The good news is that, unlike earlier internet history, people like Scott, Owens, and various other internet archivists are thinking about these problems and are trying to save as much as they can. Whereas old-school communities and sites like CompuServe, AOL, and ​even Geocities shut down with plenty of fanfare but with little regard for saving things, amateur historians and collectors are downloading as much Flash as is possible from all around the web.

​There are sites like SWFchan, which has 169,000 SWF files (along with lots of spyware, ads, and a pretty broken search engine).

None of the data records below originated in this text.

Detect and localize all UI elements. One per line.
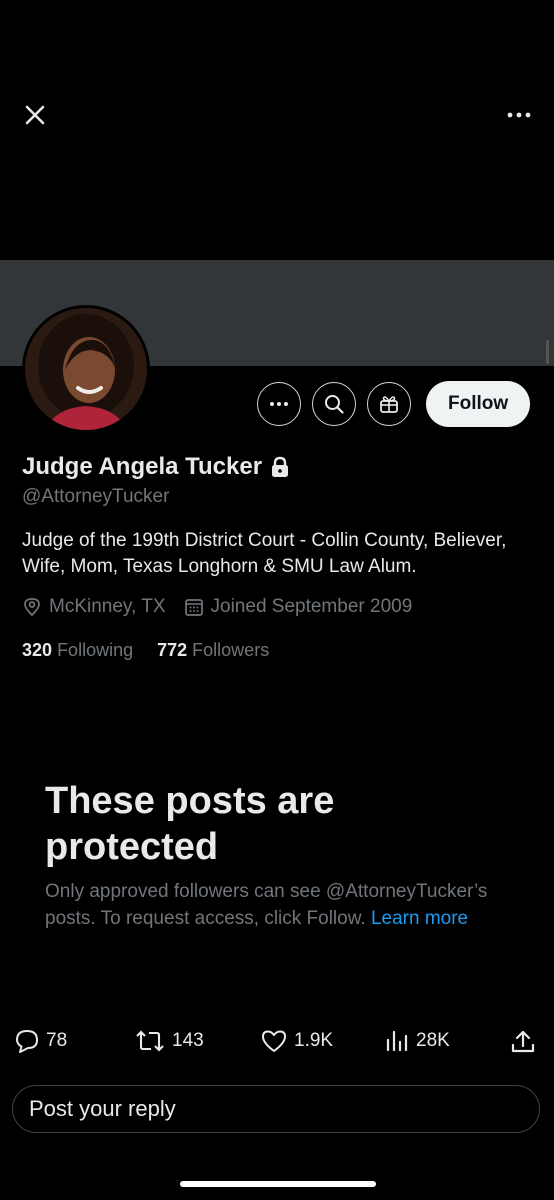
close-button[interactable] bbox=[20, 100, 50, 130]
location-text: McKinney, TX bbox=[49, 596, 166, 617]
avatar-frame[interactable] bbox=[22, 305, 150, 433]
joined-text: Joined September 2009 bbox=[210, 596, 413, 617]
scrollbar[interactable] bbox=[546, 340, 549, 364]
share-icon bbox=[511, 1030, 535, 1053]
like-count: 1.9K bbox=[294, 1030, 334, 1051]
follow-stats: 320 Following 772 Followers bbox=[22, 640, 293, 661]
protected-description: Only approved followers can see @Attorne… bbox=[45, 878, 515, 932]
more-icon bbox=[507, 112, 531, 118]
profile-bio: Judge of the 199th District Court - Coll… bbox=[22, 530, 507, 577]
profile-actions: Follow bbox=[257, 381, 531, 427]
like-icon bbox=[262, 1030, 286, 1052]
reply-action[interactable]: 78 bbox=[14, 1028, 67, 1054]
follow-button[interactable]: Follow bbox=[426, 381, 531, 427]
views-icon bbox=[386, 1030, 408, 1052]
top-bar bbox=[0, 0, 554, 260]
gift-icon bbox=[380, 396, 398, 413]
name-row: Judge Angela Tucker bbox=[22, 453, 290, 481]
calendar-icon bbox=[184, 599, 203, 616]
avatar[interactable] bbox=[25, 308, 147, 430]
close-icon bbox=[25, 105, 45, 125]
lock-icon bbox=[272, 456, 289, 477]
location-icon bbox=[24, 598, 40, 617]
search-button[interactable] bbox=[312, 382, 356, 426]
avatar-photo bbox=[25, 308, 147, 430]
repost-count: 143 bbox=[172, 1030, 204, 1051]
learn-more-link[interactable]: Learn more bbox=[371, 908, 468, 929]
engagement-bar: 78 143 1.9K 28K bbox=[0, 1028, 554, 1062]
following-label: Following bbox=[57, 640, 134, 660]
followers-label: Followers bbox=[192, 640, 270, 660]
more-options-button[interactable] bbox=[504, 100, 534, 130]
reply-count: 78 bbox=[46, 1030, 68, 1051]
location-item: McKinney, TX bbox=[22, 596, 166, 618]
share-action[interactable] bbox=[509, 1028, 537, 1056]
display-name: Judge Angela Tucker bbox=[22, 453, 263, 480]
views-count: 28K bbox=[416, 1030, 450, 1051]
protected-title: These posts are protected bbox=[45, 780, 335, 868]
views-action[interactable]: 28K bbox=[384, 1028, 450, 1054]
followers-count: 772 bbox=[157, 640, 188, 660]
repost-action[interactable]: 143 bbox=[134, 1028, 204, 1054]
more-icon bbox=[270, 402, 288, 406]
gift-button[interactable] bbox=[367, 382, 411, 426]
following-count: 320 bbox=[22, 640, 53, 660]
home-indicator[interactable] bbox=[180, 1181, 376, 1187]
like-action[interactable]: 1.9K bbox=[260, 1028, 333, 1054]
repost-icon bbox=[136, 1030, 164, 1052]
following-stat[interactable]: 320 Following bbox=[22, 640, 133, 661]
user-handle: @AttorneyTucker bbox=[22, 486, 170, 507]
joined-item: Joined September 2009 bbox=[184, 596, 413, 618]
followers-stat[interactable]: 772 Followers bbox=[157, 640, 269, 661]
profile-meta: McKinney, TX Joined September 2009 bbox=[22, 596, 430, 618]
more-actions-button[interactable] bbox=[257, 382, 301, 426]
search-icon bbox=[325, 395, 344, 414]
reply-placeholder: Post your reply bbox=[29, 1096, 176, 1121]
reply-icon bbox=[16, 1030, 38, 1053]
reply-input[interactable]: Post your reply bbox=[12, 1085, 540, 1133]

There are guys like Scott, who has thousands and thousands of Flash games and animations saved (and has backups of SWFchan as well).

There's also the hope that maybe these sites won't actually go away. As Adobe slowly distances itself from Flash, companies like Mozilla and Google are trying to find a way to play Flash files without actually requiring Flash on your computer.

In 2012, Mozilla released Shumway, an open-source replacement for Flash that ​automatically converts SWF files into HTML5 using JavaScript​Google's Swiffy does the same. Of course, watching Flash files isn't exactly the same as loading up a Flash site in 2003, but then again, watching a turn-of-the-century silent movie on YouTube isn't quite like taking a trip to an early movie theater.

"There's enough stuff lying around from Flash in the archive that the era won't be completely lost," Scott said. "In the large scheme of things, Flash is probably going to survive pretty well as an artifact, but it'll be bumpy for a bit. I'm bullish on it."